Côté course, à l’ancienne et sous la flotte, l’auvergnat a orchestré un putsch maitrisé qui sentait bon le vélo d’antan. Attaque au sommet, descente vertigineuse, adversaires poussés à la faute, gestion de l’effort final… C’était beau à voir comme une guidoline bien enroulée du premier coup.

Le plus remarquable, c’est que Bardet a géré son début de mois de juillet sans faire de bruit, convaincu hier puis parlé fort ce matin.
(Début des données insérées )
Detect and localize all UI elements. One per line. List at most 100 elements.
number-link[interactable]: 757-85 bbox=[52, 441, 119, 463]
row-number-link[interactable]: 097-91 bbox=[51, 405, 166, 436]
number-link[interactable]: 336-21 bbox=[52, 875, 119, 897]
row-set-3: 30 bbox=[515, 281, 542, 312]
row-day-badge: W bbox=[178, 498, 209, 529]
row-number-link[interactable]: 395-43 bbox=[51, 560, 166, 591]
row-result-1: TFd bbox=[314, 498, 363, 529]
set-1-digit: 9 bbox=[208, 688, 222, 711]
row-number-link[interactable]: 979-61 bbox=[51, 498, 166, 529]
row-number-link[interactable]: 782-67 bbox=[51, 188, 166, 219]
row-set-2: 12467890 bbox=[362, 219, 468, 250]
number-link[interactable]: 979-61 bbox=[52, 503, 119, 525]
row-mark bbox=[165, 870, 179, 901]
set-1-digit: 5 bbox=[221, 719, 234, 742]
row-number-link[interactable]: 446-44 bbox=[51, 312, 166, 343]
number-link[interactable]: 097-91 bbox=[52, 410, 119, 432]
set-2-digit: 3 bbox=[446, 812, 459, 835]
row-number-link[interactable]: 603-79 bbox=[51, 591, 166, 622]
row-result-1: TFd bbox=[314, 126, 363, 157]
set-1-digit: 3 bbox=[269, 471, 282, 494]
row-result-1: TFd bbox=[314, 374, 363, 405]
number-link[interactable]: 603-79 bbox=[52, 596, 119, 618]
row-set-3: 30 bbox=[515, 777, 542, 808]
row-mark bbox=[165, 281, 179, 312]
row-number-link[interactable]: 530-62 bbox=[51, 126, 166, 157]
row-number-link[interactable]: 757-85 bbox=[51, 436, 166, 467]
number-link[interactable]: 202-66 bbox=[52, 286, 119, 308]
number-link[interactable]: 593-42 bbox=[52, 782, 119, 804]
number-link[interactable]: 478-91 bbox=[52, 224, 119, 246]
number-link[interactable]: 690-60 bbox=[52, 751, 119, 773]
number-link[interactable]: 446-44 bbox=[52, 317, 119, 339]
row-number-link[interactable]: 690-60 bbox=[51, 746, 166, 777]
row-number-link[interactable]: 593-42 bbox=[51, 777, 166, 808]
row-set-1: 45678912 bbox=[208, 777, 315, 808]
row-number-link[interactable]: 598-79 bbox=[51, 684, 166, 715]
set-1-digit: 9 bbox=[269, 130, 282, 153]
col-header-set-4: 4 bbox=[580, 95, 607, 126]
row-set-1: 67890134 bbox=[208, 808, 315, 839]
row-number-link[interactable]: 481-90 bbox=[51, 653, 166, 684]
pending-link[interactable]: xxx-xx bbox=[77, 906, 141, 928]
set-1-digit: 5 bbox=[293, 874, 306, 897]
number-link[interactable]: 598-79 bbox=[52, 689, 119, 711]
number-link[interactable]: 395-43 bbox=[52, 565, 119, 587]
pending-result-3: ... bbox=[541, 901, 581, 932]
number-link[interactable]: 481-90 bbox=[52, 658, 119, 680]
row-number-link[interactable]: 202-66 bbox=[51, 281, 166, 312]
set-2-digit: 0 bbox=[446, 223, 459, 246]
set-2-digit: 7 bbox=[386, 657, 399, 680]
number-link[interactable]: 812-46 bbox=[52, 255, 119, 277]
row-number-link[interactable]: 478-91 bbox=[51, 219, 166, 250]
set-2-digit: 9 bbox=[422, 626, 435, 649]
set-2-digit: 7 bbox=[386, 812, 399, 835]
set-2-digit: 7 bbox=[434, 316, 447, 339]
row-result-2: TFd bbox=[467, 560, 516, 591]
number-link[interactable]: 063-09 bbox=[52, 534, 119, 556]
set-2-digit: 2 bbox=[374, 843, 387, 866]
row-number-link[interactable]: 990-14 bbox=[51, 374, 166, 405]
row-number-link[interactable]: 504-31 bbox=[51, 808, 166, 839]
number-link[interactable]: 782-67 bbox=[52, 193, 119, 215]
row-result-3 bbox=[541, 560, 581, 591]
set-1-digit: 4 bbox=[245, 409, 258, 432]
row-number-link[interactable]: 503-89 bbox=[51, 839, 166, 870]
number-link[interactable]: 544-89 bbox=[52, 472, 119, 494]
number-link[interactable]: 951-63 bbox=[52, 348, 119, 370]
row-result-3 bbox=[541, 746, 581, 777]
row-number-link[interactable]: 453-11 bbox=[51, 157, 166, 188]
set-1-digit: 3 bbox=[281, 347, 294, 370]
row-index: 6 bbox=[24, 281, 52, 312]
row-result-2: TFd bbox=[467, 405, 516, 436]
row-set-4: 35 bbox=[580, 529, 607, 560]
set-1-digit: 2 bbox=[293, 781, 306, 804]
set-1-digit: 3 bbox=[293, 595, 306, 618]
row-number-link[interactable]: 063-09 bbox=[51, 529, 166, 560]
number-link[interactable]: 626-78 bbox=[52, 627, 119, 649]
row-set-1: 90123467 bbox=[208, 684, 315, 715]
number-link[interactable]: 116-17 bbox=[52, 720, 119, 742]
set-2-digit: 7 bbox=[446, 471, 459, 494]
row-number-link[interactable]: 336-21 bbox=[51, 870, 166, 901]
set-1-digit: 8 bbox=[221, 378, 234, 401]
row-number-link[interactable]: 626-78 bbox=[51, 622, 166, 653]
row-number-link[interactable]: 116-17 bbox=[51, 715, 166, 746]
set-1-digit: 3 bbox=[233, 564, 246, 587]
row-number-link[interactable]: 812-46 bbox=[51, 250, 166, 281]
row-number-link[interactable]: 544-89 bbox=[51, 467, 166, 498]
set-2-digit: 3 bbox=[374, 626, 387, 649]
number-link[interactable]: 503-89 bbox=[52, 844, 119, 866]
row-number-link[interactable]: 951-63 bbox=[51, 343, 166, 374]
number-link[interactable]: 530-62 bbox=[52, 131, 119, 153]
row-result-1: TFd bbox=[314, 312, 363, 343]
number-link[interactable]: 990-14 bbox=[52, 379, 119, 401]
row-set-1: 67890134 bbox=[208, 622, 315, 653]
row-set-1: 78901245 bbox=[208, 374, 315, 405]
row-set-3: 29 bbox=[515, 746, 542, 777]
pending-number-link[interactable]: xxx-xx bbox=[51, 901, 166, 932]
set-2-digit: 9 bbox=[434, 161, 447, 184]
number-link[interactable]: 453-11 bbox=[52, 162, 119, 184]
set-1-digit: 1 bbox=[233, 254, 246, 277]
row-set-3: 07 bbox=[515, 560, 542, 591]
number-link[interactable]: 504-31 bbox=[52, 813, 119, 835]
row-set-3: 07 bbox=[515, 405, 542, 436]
Ensuite il a assumé et il a gagné. Comme un champion.

De son côté, Froome a vacillé puis perdu l’équilibre. On peut avoir une bonne descente et finir raide. Bourré de talent, mais titubant, son sang a coulé sur la route du Tour. Chose presque rassurante : il était rouge et d’apparence humaine puis il a marqué le coup dans le final, sans pour autant céder à la panique. Assurément bien aidé par un travail d’équipe admirable, Bardet est donc désormais deuxième à plus de quatre minutes de l’ogre maigrichon. Si loin. Cependant…

La dernière inconnue de ce Tour est donc de savoir si Chris est traumatisé dans sa chair et/ou dans sa tête. La descente vers Morzine nous donnera la réponse. Un beau juge de paix au terme de cette guerre de trois semaines.